Description
In 1910, when foreign invaders storm her village, young Princess Samarah’s fluency in English becomes her undoing. Betrayed by her own voice, she’s ripped from her homeland and forced into servitude on a distant plantation. Haunted by memories of her mother and Bintum—the childhood love who risks everything to find her—Samarah clings to the fragments of a life stolen. But tragedy strikes again, leaving her alone… and furious.
Then comes Mayne Patterson, the son of her captor. He is everything she should hate—yet his devotion begins to unravel the walls around her heart. As Samarah wrestles with loyalty to her past and the dangerous pull of forbidden desire, she must choose between the love she was promised and the one she never expected.
Set against the backdrop of colonial Kamerun, this powerful debut explores identity, resilience, and the cost of love in a world ruled by power and betrayal.
Reviews
“…In a rather dramatic twist, Budji’s novel presents a romantic come-together of sorts. Unlike Yenla, Samarah is not shy enough to resist sharing her feelings with Mayne Patterson, though she harbors a seething resentment towards the colonial system. A system that punishes anyone who tries to break away from their control. Her tongue is acerbic and her anger fiery when she misses her beloved Bintum.”
—Mokom Muluh, Literary Critic
“Boundless revisits the oft-addressed theme of culture contact and conflict in its own fresh, delectable style. Yet it also gives us glimpses of the African personality, who existed before the coming of the whites, giving the lie to the Eurocentric idea that Africa was complete darkness without a glorious past of its own.

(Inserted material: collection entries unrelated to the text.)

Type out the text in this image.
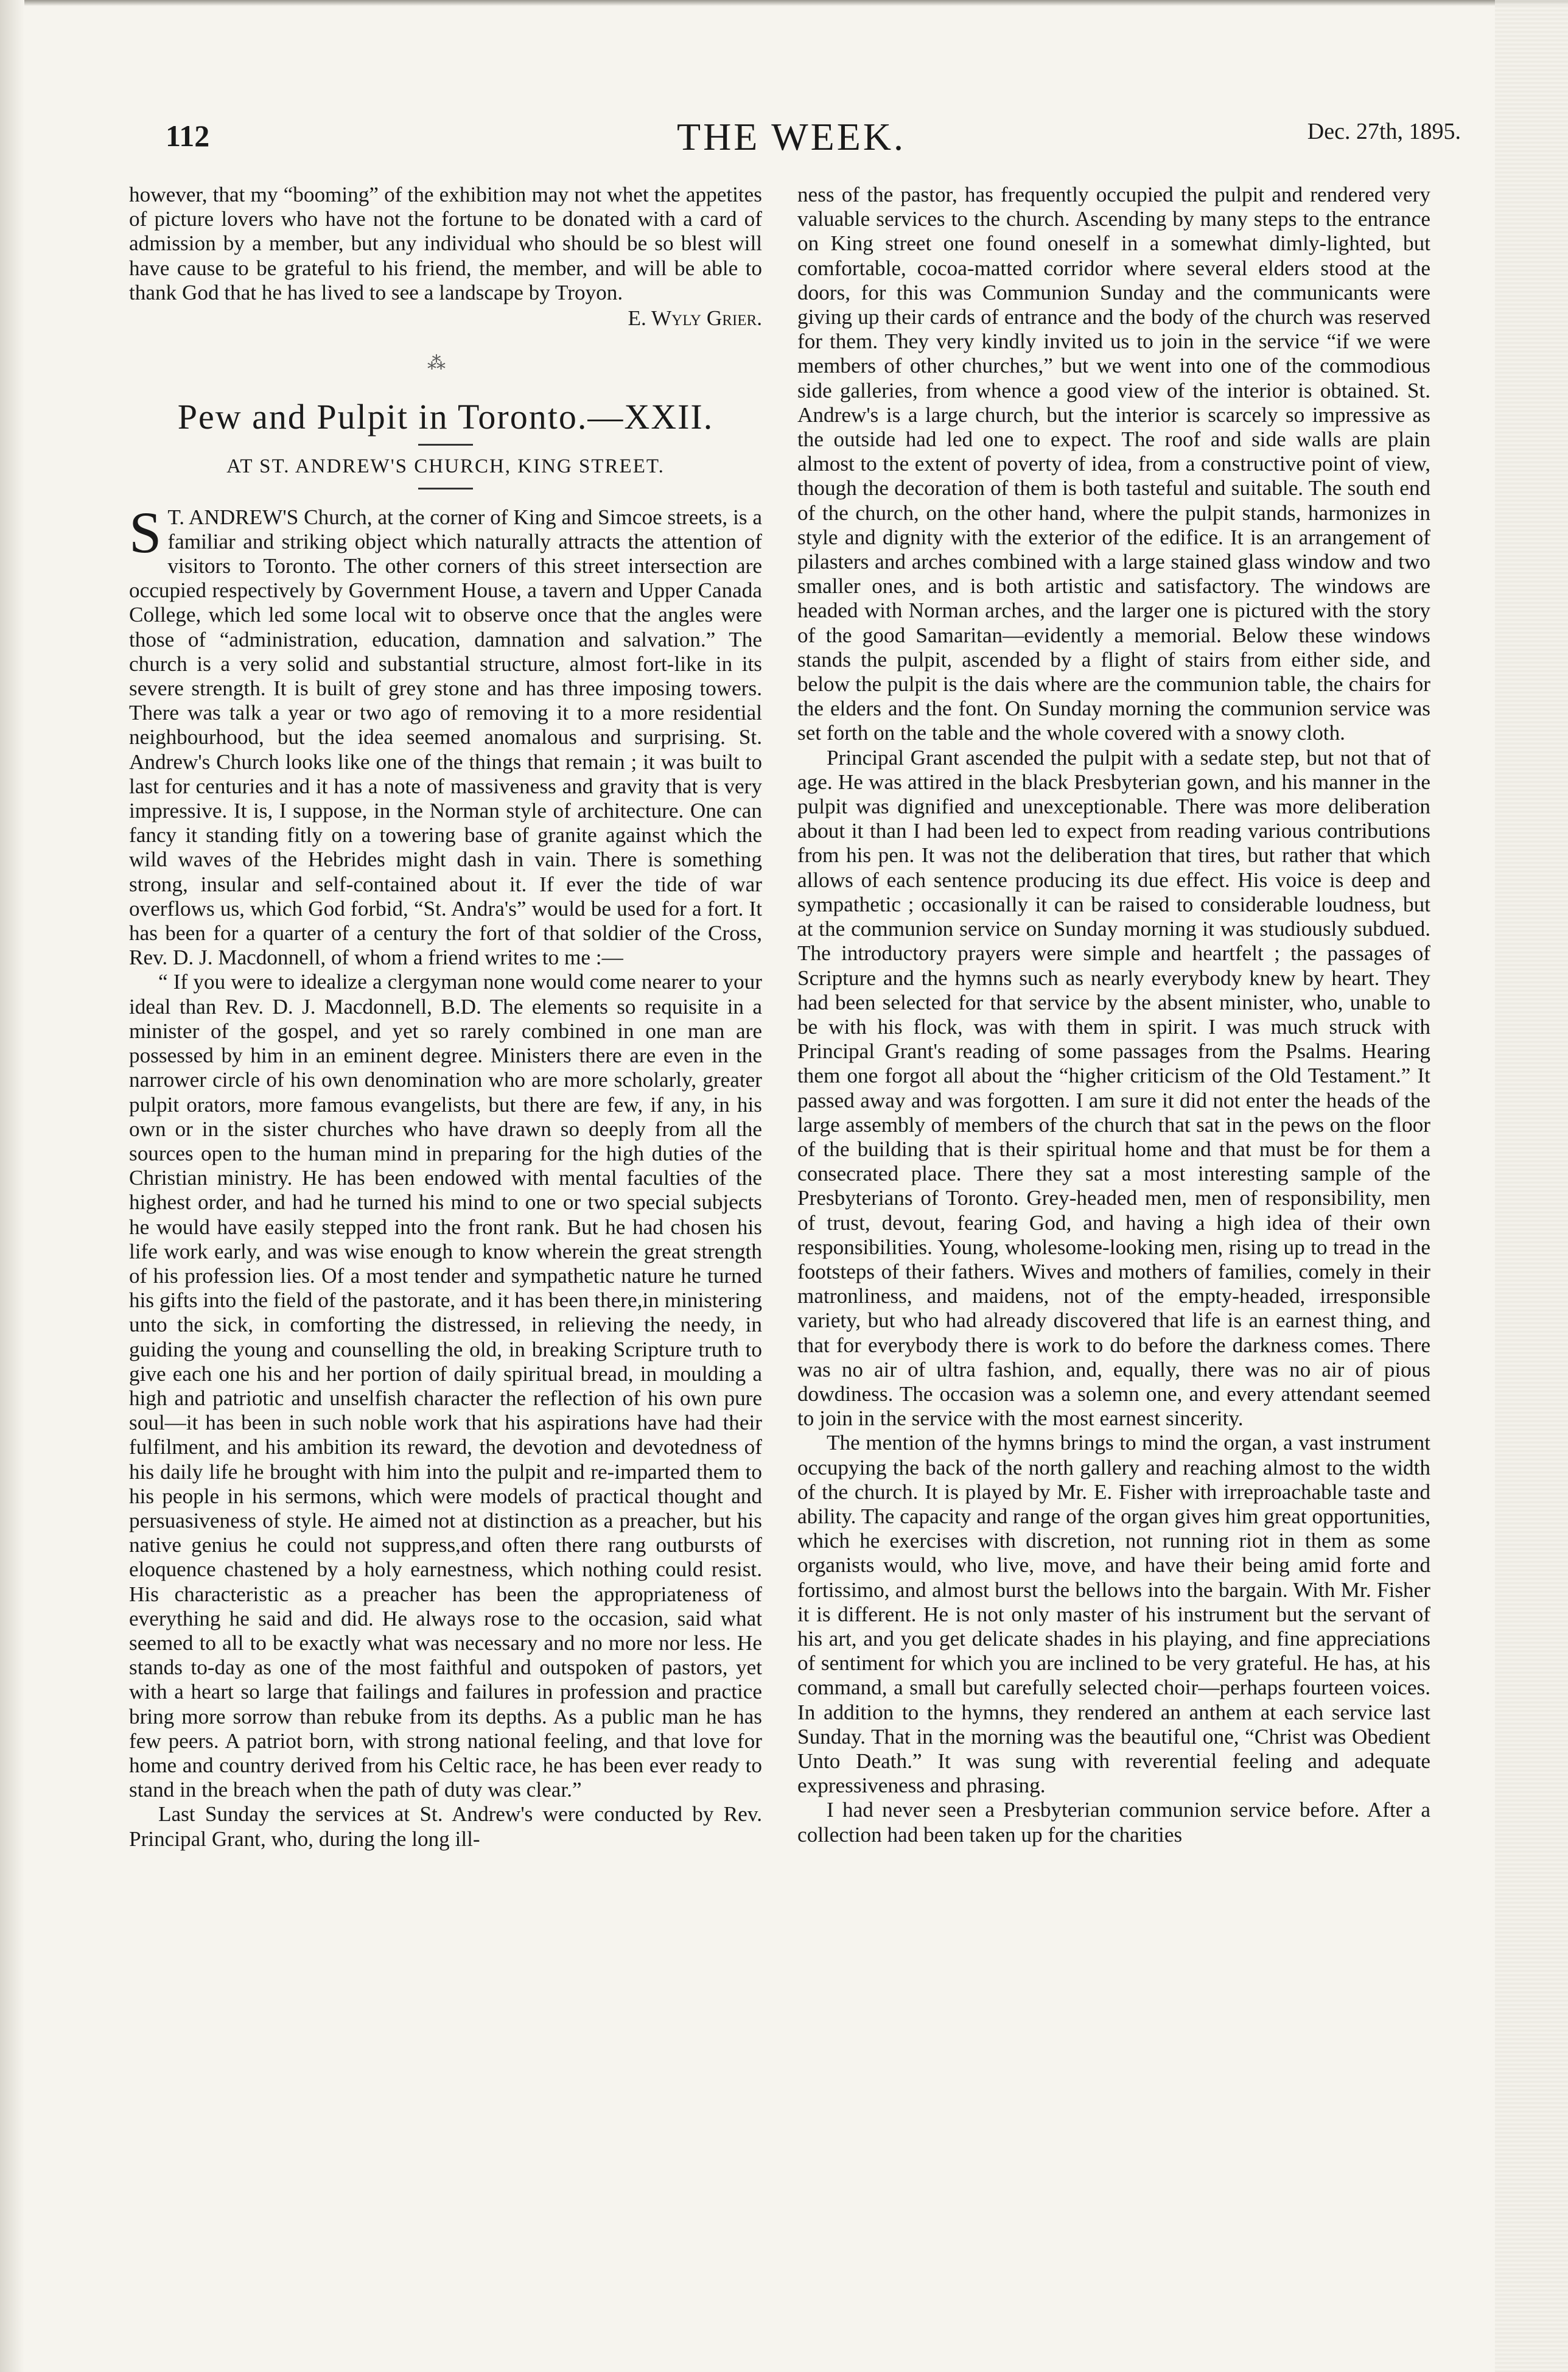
112	THE WEEK.	Dec. 27th, 1895.

however, that my “booming” of the exhibition may not whet the appetites of picture lovers who have not the fortune to be donated with a card of admission by a member, but any individual who should be so blest will have cause to be grateful to his friend, the member, and will be able to thank God that he has lived to see a landscape by Troyon.

E. Wyly Grier.

⁂
Pew and Pulpit in Toronto.—XXII.
AT ST. ANDREW'S CHURCH, KING STREET.

S T. ANDREW'S Church, at the corner of King and Simcoe streets, is a familiar and striking object which naturally attracts the attention of visitors to Toronto. The other corners of this street intersection are occupied respectively by Government House, a tavern and Upper Canada College, which led some local wit to observe once that the angles were those of “administration, education, damnation and salvation.” The church is a very solid and substantial structure, almost fort-like in its severe strength. It is built of grey stone and has three imposing towers. There was talk a year or two ago of removing it to a more residential neighbourhood, but the idea seemed anomalous and surprising. St. Andrew's Church looks like one of the things that remain ; it was built to last for centuries and it has a note of massiveness and gravity that is very impressive. It is, I suppose, in the Norman style of architecture. One can fancy it standing fitly on a towering base of granite against which the wild waves of the Hebrides might dash in vain. There is something strong, insular and self-contained about it. If ever the tide of war overflows us, which God forbid, “St. Andra's” would be used for a fort. It has been for a quarter of a century the fort of that soldier of the Cross, Rev. D. J. Macdonnell, of whom a friend writes to me :—

“ If you were to idealize a clergyman none would come nearer to your ideal than Rev. D. J. Macdonnell, B.D. The elements so requisite in a minister of the gospel, and yet so rarely combined in one man are possessed by him in an eminent degree. Ministers there are even in the narrower circle of his own denomination who are more scholarly, greater pulpit orators, more famous evangelists, but there are few, if any, in his own or in the sister churches who have drawn so deeply from all the sources open to the human mind in preparing for the high duties of the Christian ministry. He has been endowed with mental faculties of the highest order, and had he turned his mind to one or two special subjects he would have easily stepped into the front rank. But he had chosen his life work early, and was wise enough to know wherein the great strength of his profession lies. Of a most tender and sympathetic nature he turned his gifts into the field of the pastorate, and it has been there,in ministering unto the sick, in comforting the distressed, in relieving the needy, in guiding the young and counselling the old, in breaking Scripture truth to give each one his and her portion of daily spiritual bread, in moulding a high and patriotic and unselfish character the reflection of his own pure soul—it has been in such noble work that his aspirations have had their fulfilment, and his ambition its reward, the devotion and devotedness of his daily life he brought with him into the pulpit and re-imparted them to his people in his sermons, which were models of practical thought and persuasiveness of style. He aimed not at distinction as a preacher, but his native genius he could not suppress,and often there rang outbursts of eloquence chastened by a holy earnestness, which nothing could resist. His characteristic as a preacher has been the appropriateness of everything he said and did. He always rose to the occasion, said what seemed to all to be exactly what was necessary and no more nor less. He stands to-day as one of the most faithful and outspoken of pastors, yet with a heart so large that failings and failures in profession and practice bring more sorrow than rebuke from its depths. As a public man he has few peers. A patriot born, with strong national feeling, and that love for home and country derived from his Celtic race, he has been ever ready to stand in the breach when the path of duty was clear.”

Last Sunday the services at St. Andrew's were conducted by Rev. Principal Grant, who, during the long ill-

ness of the pastor, has frequently occupied the pulpit and rendered very valuable services to the church. Ascending by many steps to the entrance on King street one found oneself in a somewhat dimly-lighted, but comfortable, cocoa-matted corridor where several elders stood at the doors, for this was Communion Sunday and the communicants were giving up their cards of entrance and the body of the church was reserved for them. They very kindly invited us to join in the service “if we were members of other churches,” but we went into one of the commodious side galleries, from whence a good view of the interior is obtained. St. Andrew's is a large church, but the interior is scarcely so impressive as the outside had led one to expect. The roof and side walls are plain almost to the extent of poverty of idea, from a constructive point of view, though the decoration of them is both tasteful and suitable. The south end of the church, on the other hand, where the pulpit stands, harmonizes in style and dignity with the exterior of the edifice. It is an arrangement of pilasters and arches combined with a large stained glass window and two smaller ones, and is both artistic and satisfactory. The windows are headed with Norman arches, and the larger one is pictured with the story of the good Samaritan—evidently a memorial. Below these windows stands the pulpit, ascended by a flight of stairs from either side, and below the pulpit is the dais where are the communion table, the chairs for the elders and the font. On Sunday morning the communion service was set forth on the table and the whole covered with a snowy cloth.

Principal Grant ascended the pulpit with a sedate step, but not that of age. He was attired in the black Presbyterian gown, and his manner in the pulpit was dignified and unexceptionable. There was more deliberation about it than I had been led to expect from reading various contributions from his pen. It was not the deliberation that tires, but rather that which allows of each sentence producing its due effect. His voice is deep and sympathetic ; occasionally it can be raised to considerable loudness, but at the communion service on Sunday morning it was studiously subdued. The introductory prayers were simple and heartfelt ; the passages of Scripture and the hymns such as nearly everybody knew by heart. They had been selected for that service by the absent minister, who, unable to be with his flock, was with them in spirit. I was much struck with Principal Grant's reading of some passages from the Psalms. Hearing them one forgot all about the “higher criticism of the Old Testament.” It passed away and was forgotten. I am sure it did not enter the heads of the large assembly of members of the church that sat in the pews on the floor of the building that is their spiritual home and that must be for them a consecrated place. There they sat a most interesting sample of the Presbyterians of Toronto. Grey-headed men, men of responsibility, men of trust, devout, fearing God, and having a high idea of their own responsibilities. Young, wholesome-looking men, rising up to tread in the footsteps of their fathers. Wives and mothers of families, comely in their matronliness, and maidens, not of the empty-headed, irresponsible variety, but who had already discovered that life is an earnest thing, and that for everybody there is work to do before the darkness comes. There was no air of ultra fashion, and, equally, there was no air of pious dowdiness. The occasion was a solemn one, and every attendant seemed to join in the service with the most earnest sincerity.

The mention of the hymns brings to mind the organ, a vast instrument occupying the back of the north gallery and reaching almost to the width of the church. It is played by Mr. E. Fisher with irreproachable taste and ability. The capacity and range of the organ gives him great opportunities, which he exercises with discretion, not running riot in them as some organists would, who live, move, and have their being amid forte and fortissimo, and almost burst the bellows into the bargain. With Mr. Fisher it is different. He is not only master of his instrument but the servant of his art, and you get delicate shades in his playing, and fine appreciations of sentiment for which you are inclined to be very grateful. He has, at his command, a small but carefully selected choir—perhaps fourteen voices. In addition to the hymns, they rendered an anthem at each service last Sunday. That in the morning was the beautiful one, “Christ was Obedient Unto Death.” It was sung with reverential feeling and adequate expressiveness and phrasing.

I had never seen a Presbyterian communion service before. After a collection had been taken up for the charities
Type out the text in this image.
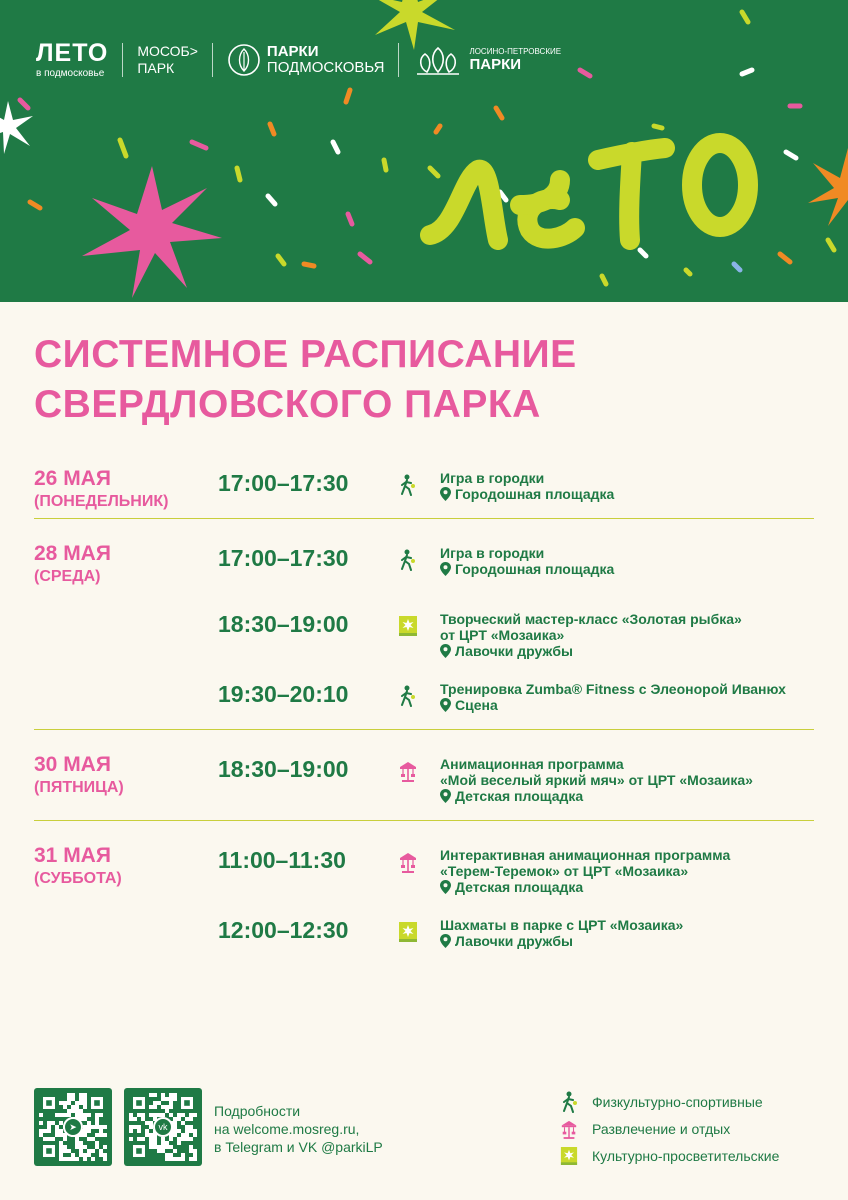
ЛЕТО
в подмосковье
МОСОБ>
ПАРК
ПАРКИ
ПОДМОСКОВЬЯ
ЛОСИНО-ПЕТРОВСКИЕ
ПАРКИ
СИСТЕМНОЕ РАСПИСАНИЕ
СВЕРДЛОВСКОГО ПАРКА
26 МАЯ
(ПОНЕДЕЛЬНИК)
17:00–17:30	Игра в городки
Городошная площадка
28 МАЯ
(СРЕДА)
17:00–17:30	Игра в городки
Городошная площадка
18:30–19:00	Творческий мастер-класс «Золотая рыбка»
от ЦРТ «Мозаика»
Лавочки дружбы
19:30–20:10	Тренировка Zumba® Fitness с Элеонорой Иванюх
Сцена
30 МАЯ
(ПЯТНИЦА)
18:30–19:00	Анимационная программа
«Мой веселый яркий мяч» от ЦРТ «Мозаика»
Детская площадка
31 МАЯ
(СУББОТА)
11:00–11:30	Интерактивная анимационная программа
«Терем-Теремок» от ЦРТ «Мозаика»
Детская площадка
12:00–12:30	Шахматы в парке с ЦРТ «Мозаика»
Лавочки дружбы
➤	vk
Подробности
на welcome.mosreg.ru,
в Telegram и VK @parkiLP
Физкультурно-спортивные
Развлечение и отдых
Культурно-просветительские
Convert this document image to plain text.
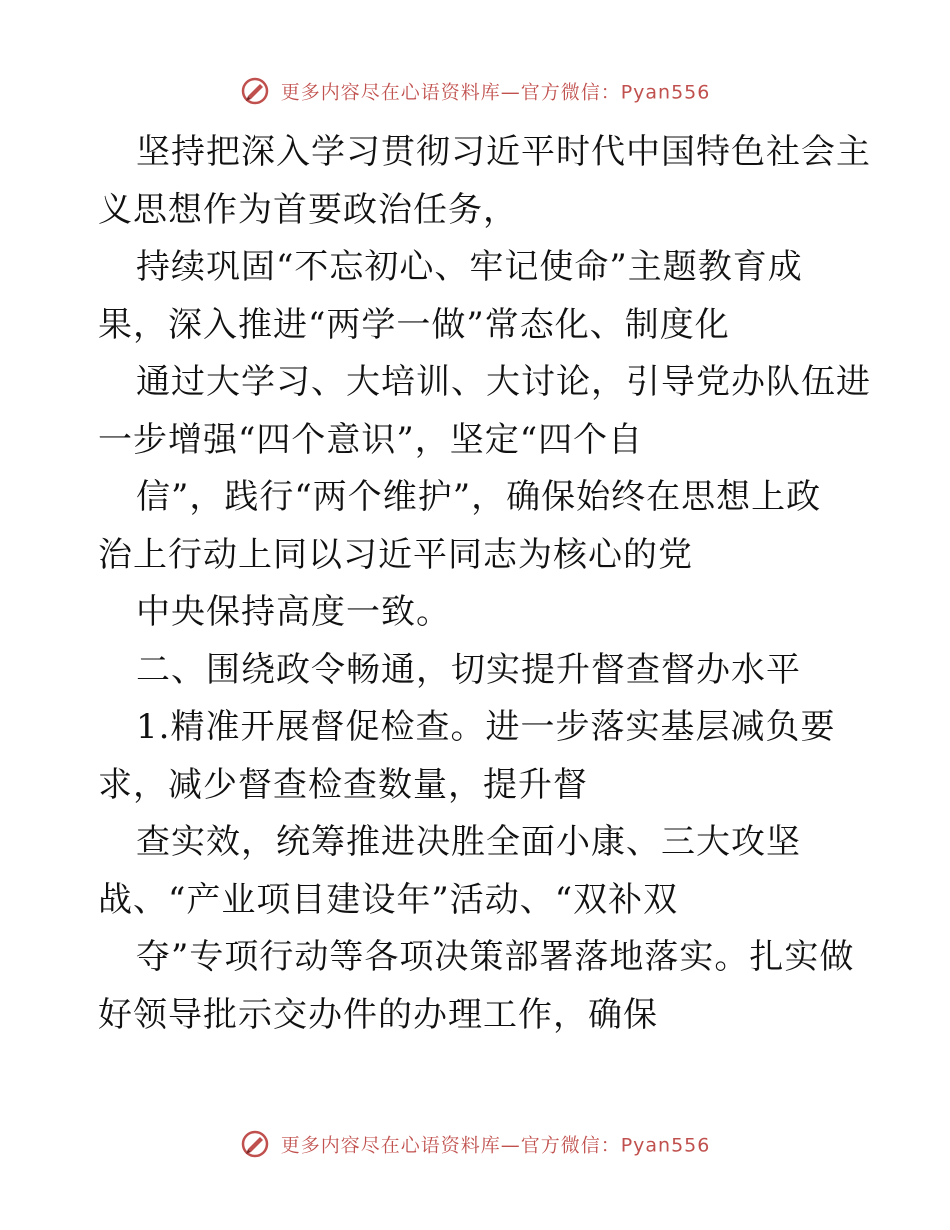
更多内容尽在心语资料库—官方微信：Pyan556
坚持把深入学习贯彻习近平时代中国特色社会主
义思想作为首要政治任务，
持续巩固“不忘初心、牢记使命”主题教育成
果，深入推进“两学一做”常态化、制度化
通过大学习、大培训、大讨论，引导党办队伍进
一步增强“四个意识”，坚定“四个自
信”，践行“两个维护”，确保始终在思想上政
治上行动上同以习近平同志为核心的党
中央保持高度一致。
二、围绕政令畅通，切实提升督查督办水平
1.精准开展督促检查。进一步落实基层减负要
求，减少督查检查数量，提升督
查实效，统筹推进决胜全面小康、三大攻坚
战、“产业项目建设年”活动、“双补双
夺”专项行动等各项决策部署落地落实。扎实做
好领导批示交办件的办理工作，确保
更多内容尽在心语资料库—官方微信：Pyan556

The novel demonstrates how an oppressed people resisted, perished, confronted the loss of their world and adapted to the injustices and rigours of a new society…”
—Valentine Nfon Tameh
“Boundless is replete with twists and turns that knock the socks off your feet even when you think you have it all figured out. Budji more than delivers for a debut writer. She leaves the reader dreaming that hope is never lost if you only care to look hard enough around you and in places where others only dream of.”